Archive pour février 2010
Je ne vais pas ici vous relater des croyances ou des faits anciens, mais seulement un conte populaire originaire de la région du Morvan (massif montagneux situé en Bourgogne) qui fût recueilli à la fin du 19ème siècle…
Il y avait une fois un pauvre bûcheron qui avait de la peine à nourrir sa famille. Quand son fils était né, il avait cherché en vain un parrain et une marraine, et c’était la mort qui avait accepté d’être la marraine. Depuis ce temps-là, la mort visitait souvent son compère et comblait de cadeaux son filleul.
Mais un jour, la mort dit au père de l’enfant :
- C’est le moment. Je dois t’emporter aujourd’hui.
Le père répondit :
- Je suis prêt. Mais auparavant, rien ne nous empêche de déjeuner ensemble tous les trois.

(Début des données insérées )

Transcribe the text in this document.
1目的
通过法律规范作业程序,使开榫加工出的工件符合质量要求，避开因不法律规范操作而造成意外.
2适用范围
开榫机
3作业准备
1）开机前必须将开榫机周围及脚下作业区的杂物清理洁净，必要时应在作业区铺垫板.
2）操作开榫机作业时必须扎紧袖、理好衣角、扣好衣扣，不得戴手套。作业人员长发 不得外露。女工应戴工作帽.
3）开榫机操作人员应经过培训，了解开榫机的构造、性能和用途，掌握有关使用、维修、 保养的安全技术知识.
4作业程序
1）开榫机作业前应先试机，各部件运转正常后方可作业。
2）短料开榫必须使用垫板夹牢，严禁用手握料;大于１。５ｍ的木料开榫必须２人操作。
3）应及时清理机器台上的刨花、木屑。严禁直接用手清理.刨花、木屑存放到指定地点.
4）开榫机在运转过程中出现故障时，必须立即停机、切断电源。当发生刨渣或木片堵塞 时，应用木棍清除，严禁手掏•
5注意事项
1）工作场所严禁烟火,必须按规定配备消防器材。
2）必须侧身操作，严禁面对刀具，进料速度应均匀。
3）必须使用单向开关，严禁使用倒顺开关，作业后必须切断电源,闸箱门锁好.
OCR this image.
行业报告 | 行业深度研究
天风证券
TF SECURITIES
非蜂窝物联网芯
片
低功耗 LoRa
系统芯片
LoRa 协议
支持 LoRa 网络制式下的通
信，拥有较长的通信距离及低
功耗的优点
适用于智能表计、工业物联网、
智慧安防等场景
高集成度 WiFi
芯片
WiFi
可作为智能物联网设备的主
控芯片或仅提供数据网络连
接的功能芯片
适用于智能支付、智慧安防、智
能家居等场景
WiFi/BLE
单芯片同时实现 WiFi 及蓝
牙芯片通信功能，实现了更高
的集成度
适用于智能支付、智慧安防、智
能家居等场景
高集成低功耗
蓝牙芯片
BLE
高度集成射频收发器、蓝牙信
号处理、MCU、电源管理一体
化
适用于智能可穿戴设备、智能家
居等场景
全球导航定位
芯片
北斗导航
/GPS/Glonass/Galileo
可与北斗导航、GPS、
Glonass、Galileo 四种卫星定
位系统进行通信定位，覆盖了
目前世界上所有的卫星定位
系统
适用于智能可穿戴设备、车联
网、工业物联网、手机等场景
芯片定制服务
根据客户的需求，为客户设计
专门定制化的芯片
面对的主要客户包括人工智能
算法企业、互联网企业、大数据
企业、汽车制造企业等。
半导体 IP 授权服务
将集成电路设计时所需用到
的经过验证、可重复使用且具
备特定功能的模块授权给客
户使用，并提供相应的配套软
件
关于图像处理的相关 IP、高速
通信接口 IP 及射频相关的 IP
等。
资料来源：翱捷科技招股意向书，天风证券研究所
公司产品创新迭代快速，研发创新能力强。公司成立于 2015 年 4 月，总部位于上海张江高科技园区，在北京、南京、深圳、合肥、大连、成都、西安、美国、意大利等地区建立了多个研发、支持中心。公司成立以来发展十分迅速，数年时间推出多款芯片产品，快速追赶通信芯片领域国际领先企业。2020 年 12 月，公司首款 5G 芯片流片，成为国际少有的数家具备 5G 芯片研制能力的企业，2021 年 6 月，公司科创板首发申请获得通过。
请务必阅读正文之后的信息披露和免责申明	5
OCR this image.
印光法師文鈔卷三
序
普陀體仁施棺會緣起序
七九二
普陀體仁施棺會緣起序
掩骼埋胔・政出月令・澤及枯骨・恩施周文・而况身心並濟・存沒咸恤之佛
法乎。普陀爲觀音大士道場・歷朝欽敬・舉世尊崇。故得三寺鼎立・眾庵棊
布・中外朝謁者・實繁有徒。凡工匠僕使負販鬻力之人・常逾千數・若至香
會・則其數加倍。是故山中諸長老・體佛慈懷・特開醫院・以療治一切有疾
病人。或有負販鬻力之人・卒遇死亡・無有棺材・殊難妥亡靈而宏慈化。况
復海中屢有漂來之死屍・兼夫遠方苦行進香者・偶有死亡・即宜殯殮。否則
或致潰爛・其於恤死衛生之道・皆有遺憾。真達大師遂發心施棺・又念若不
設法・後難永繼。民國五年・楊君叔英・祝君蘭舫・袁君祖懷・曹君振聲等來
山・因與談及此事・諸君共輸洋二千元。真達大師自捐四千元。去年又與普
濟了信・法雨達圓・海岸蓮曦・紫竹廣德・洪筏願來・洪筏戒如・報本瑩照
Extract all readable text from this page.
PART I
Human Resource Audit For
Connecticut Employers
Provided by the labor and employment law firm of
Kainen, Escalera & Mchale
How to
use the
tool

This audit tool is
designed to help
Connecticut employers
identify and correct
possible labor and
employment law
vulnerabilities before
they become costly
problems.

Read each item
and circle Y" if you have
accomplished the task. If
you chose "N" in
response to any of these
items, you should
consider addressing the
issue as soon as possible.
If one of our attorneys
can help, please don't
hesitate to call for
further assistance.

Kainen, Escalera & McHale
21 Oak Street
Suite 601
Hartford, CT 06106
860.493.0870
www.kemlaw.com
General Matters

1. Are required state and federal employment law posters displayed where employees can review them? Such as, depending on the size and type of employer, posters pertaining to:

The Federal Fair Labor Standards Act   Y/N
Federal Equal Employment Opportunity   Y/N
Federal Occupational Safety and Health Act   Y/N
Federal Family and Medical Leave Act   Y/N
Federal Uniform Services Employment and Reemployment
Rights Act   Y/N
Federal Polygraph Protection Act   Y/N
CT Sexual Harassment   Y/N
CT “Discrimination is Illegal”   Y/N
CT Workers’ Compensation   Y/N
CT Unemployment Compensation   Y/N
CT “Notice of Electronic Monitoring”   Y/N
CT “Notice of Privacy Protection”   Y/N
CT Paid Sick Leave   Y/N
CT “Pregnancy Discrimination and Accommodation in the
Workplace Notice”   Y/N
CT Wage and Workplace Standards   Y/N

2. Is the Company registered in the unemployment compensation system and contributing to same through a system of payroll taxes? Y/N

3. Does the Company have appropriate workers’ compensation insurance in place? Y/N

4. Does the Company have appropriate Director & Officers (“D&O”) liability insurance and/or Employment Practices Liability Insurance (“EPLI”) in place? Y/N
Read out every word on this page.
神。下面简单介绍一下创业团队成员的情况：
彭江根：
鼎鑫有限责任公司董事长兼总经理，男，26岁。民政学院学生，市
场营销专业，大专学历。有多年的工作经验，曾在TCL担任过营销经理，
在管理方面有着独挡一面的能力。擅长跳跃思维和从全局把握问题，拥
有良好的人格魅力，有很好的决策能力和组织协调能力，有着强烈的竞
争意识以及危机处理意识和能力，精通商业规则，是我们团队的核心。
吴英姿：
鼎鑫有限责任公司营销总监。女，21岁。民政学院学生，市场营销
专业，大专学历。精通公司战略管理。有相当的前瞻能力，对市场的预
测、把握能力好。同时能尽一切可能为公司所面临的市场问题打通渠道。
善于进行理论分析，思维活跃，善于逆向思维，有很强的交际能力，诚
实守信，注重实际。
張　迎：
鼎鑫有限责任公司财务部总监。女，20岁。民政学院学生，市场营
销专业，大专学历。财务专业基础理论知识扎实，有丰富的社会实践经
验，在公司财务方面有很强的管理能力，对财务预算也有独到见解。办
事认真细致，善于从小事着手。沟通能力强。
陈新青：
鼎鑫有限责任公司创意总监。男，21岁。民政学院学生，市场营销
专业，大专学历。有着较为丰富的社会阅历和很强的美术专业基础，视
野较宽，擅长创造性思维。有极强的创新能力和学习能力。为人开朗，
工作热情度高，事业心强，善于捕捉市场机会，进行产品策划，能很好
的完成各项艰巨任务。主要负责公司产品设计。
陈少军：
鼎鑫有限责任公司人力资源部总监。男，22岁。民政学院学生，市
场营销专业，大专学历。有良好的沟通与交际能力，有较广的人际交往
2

Ils se mirent à table. Alors, en servant à boire, le père dit à la mort.
- Mon fils me dit que tu peux te mettre partout pour surprendre ceux que tu dois emporter. Est-il possible que tu arrives à te mettre dans cette bouteille ?
- Oui, bien sûr, dit la mort.
- Je n’en crois pas un mot, dit le père.
- Je vais te le prouver, dit la mort.
Et sans plus attendre, la mort se fit toute petite et passa par le goulot de la bouteille. Le père ne perdit pas de temps, il prit un bouchon referma la bouteille soigneusement, puis il cacheta avec de la cire. Ensuite, il alla jusqu’au bois et cacha la bouteille dans un buisson de charmes.
Ainsi le père ne mourut pas. Quant au filleul de la mort, il devint un médecin célèbre et riche.
Cependant, à l’endroit où il avait caché la bouteille, le bûcheron n’avait pas vu qu’il y avait un jeune plant de chêne. Le chêne se mit à grandir au fil des ans. Il devint un bel arbre et se mit à produire des glands en abondance. Et, un jour, un troupeau de cochons fut amené là pour la glandée.
Une truie qui fouillait dans les touffes cassa, sans le faire exprès, la bouteille où était enfermée la mort. Celle-ci s’échappa et promit à la truie qu’elle ne mourrait pas. Puis, elle se précipita vers la maison où vivait le père de son filleul. Alors, sans autre formalité, elle l’emporta avec elle.
Extrait de « Contes de la mort des pays de France » – Jean Markale.
Recueilli dans le Morvan, à Murlin (Nièvre) vers 1888.